2019年03月02日 | 学年だよりなど

  学年だより「声かけ力(4)」


 岸田さんは、病床で心理カウンセラーの勉強をはじめた。
 リハビリもはじまった。リハビリのつらさに、病室で枕に顔を押しつけて泣く日もあったが、大好きなミスチルの歌を聞きながら、頑張り続けた。
 ある日、奈美さんがこんな提案をする。
「ママ、うちの会社で働いてみない? 研修サービスの講師をいま必要としているの」
 大勢の人の前で自分が話せるのだろうか、失敗して娘に迷惑をかけることにならないか……。
 不安にかられながらも、車椅子の社長、垣内俊哉さんにも勧められ、チャレンジすることにした。
 「私は岸田ひろ実と申します。ご覧の通り、車いすに乗っています。今日は私に起こった転機と気づきを、皆さんにお伝えしたいと思います」……
 原稿を間違えてないか、時間通りに進行しているかで頭のなかは一杯だ。
 周囲の反応を感じる余裕もなく、はじめての講演を終え、ホテルで泥のように眠る。
 翌日、参加者のある女性スタッフがかけよって岸田さんの涙ながらに手をにぎる。
「昨日のお話、感動しました。岸田さんにような方に喜んでもらえるお店を作ります!」
 つい自分ももらい泣きしながら、ずっと緊張していた神経が緩んでいく。
 その後、受け取った100枚以上のアンケートには、様々なメッセージが寄せられていた。

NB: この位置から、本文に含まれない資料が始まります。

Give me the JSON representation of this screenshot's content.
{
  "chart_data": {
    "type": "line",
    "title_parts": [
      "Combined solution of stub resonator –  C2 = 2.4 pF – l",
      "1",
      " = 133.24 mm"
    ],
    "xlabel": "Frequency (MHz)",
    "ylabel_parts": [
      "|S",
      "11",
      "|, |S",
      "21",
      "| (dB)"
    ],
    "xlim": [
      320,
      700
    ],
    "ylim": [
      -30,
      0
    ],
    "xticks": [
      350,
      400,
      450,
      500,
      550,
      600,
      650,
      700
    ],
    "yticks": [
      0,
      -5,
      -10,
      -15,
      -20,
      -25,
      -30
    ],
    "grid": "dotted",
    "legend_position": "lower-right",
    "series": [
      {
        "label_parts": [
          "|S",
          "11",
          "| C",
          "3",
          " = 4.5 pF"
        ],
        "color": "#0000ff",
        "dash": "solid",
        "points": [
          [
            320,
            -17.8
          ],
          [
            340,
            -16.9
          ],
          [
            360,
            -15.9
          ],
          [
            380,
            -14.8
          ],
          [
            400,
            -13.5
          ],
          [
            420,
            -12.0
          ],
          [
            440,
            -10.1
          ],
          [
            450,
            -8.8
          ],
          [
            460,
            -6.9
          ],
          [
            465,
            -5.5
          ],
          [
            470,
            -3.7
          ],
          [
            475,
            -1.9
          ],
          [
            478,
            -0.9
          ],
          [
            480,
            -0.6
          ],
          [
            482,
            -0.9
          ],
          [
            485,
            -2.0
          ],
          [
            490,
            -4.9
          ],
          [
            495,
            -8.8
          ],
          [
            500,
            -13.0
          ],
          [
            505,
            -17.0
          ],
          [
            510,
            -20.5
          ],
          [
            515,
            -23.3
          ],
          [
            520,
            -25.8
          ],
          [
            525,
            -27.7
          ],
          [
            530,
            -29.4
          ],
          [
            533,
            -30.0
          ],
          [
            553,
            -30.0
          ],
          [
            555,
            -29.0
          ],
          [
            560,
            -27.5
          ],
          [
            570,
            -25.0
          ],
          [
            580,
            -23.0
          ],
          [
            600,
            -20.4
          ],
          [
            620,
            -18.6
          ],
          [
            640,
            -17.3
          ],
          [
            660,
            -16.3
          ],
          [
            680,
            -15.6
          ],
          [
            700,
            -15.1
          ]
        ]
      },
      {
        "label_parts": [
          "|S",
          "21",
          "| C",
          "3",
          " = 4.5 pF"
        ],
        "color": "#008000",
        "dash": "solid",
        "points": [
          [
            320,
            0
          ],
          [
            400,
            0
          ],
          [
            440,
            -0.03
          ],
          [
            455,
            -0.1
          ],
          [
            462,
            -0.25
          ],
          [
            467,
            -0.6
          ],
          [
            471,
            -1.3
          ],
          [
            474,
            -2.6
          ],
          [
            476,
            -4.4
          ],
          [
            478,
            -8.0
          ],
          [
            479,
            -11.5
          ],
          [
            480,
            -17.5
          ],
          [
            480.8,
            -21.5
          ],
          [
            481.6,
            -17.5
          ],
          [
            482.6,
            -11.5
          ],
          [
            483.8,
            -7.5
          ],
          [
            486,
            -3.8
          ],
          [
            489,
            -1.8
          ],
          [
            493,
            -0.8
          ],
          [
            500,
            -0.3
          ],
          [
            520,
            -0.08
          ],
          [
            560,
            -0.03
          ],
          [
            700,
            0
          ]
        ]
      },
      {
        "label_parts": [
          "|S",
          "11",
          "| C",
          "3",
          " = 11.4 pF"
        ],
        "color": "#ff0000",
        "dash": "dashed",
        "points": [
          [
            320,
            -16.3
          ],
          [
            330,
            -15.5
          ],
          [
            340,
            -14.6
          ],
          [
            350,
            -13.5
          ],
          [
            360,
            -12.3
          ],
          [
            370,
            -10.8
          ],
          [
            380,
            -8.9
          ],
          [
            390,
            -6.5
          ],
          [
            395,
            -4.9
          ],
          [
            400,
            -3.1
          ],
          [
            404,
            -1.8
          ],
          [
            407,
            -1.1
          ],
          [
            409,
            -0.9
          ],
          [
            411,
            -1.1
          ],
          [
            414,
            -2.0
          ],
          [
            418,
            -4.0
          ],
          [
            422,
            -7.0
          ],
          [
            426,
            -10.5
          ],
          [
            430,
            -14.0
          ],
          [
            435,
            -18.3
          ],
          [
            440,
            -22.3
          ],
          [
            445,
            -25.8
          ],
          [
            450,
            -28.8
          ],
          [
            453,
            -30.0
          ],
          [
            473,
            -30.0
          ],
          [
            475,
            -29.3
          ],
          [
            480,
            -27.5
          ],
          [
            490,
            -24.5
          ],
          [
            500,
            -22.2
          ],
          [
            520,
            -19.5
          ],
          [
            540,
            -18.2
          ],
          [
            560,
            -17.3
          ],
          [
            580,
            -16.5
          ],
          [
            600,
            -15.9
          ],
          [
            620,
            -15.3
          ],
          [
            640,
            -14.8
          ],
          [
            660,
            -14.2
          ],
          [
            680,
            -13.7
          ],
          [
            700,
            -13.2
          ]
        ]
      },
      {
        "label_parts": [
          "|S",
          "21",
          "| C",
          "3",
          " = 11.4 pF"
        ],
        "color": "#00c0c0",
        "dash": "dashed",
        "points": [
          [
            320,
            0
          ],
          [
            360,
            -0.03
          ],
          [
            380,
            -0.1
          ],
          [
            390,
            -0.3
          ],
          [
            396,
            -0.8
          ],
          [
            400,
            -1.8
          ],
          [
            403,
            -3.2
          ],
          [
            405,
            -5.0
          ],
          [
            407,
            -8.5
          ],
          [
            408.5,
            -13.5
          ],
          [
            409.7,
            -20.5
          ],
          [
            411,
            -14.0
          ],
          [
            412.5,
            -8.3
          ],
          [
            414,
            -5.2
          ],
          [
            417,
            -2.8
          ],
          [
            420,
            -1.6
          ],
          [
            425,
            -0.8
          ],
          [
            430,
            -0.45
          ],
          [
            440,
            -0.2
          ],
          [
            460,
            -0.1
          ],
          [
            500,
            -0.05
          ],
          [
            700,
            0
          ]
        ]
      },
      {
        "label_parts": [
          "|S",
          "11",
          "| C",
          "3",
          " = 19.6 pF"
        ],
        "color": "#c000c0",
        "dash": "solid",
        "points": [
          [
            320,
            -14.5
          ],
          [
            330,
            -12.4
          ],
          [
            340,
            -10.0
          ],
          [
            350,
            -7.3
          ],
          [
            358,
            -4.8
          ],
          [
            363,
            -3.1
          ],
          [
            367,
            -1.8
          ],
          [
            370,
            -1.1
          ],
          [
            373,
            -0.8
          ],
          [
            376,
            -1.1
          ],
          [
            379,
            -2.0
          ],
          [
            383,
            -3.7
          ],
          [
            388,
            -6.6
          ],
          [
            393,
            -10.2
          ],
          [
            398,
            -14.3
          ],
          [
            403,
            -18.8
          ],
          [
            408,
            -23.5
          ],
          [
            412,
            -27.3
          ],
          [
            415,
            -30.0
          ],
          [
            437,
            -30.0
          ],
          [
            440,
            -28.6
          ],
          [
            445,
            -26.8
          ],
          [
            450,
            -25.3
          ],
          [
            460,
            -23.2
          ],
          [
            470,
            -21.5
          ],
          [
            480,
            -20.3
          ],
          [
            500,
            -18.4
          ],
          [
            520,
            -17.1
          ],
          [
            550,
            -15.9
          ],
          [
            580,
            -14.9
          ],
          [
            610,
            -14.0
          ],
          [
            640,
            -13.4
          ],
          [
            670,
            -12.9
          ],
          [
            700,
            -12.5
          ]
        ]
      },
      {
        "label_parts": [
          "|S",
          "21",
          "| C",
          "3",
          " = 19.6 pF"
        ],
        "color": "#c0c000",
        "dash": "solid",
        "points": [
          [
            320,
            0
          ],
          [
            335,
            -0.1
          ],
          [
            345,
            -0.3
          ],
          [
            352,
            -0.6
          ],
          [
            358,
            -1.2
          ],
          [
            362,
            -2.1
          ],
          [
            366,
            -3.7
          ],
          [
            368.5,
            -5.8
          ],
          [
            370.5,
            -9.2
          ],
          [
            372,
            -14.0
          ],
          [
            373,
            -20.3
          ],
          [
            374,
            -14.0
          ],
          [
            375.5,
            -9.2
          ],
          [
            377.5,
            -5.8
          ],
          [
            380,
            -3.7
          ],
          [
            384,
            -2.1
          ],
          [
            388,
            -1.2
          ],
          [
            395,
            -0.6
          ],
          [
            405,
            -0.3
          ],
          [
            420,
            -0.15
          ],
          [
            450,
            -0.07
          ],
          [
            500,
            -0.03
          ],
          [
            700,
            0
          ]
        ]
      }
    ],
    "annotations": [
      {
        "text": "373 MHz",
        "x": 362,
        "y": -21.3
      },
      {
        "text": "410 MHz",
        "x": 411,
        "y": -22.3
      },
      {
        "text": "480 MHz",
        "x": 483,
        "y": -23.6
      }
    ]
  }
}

 ~ 「私にも娘がいるので感情移入しました。お話を開くことができて本当によかったです」
「車いすに乗っている人が困ることについて、よくわかりました。押し方のコツを直接教えてもらったので、自信を持って接客できそうです」
 帰りの新幹線の中で一枚一枚目を通して、また涙が溢れました。
 隣に座って心配そうに私を覗き込む奈美に向かって、言いました。
「今、車いすに乗っていて初めてよかったと思えたよ。こんな私でも必要としてくれる人たちがたくさんいるんだね」 「ママ……」
「私にこんな機会をつくってくれて、本当にありがとう。死なないでよかった。あなたのおかげだよ」そう伝えると、奈美の目はみるみるうちに潤んでいきました。 (岸田ひろ実『ママ、死にたいなら死んでもいいよ』致知出版社) ~


 「ママは2億パーセント大丈夫」という娘の言葉が本当になった瞬間だった。
 その後、正式に「ミライロ」の一員になり、全国をとびまわって活動する岸田さんが、講演や研修で伝えているのは、「さりげない気配り」だ。
 「無関心」か「過剰」が、日本人の独特の反応だと岸田さんは言う。気になっていながら、どうしていいかわからずに知らないフリをする「無関心」、親切心でいきなり車椅子を動かされて怖い思いをさせてしまう「過剰」……。
 まずは、気持ちを尋ねてみてほしいという。
 「何かお手伝いできることはありますか?」と。
 「何かお手伝いしましょか?……ゆーても僕、何したらええかわからんので教えてください」
 笑顔で声をかける小藪さんは、講師の側にいる岸田さんでさえ感動してしまう「声かけ」だった。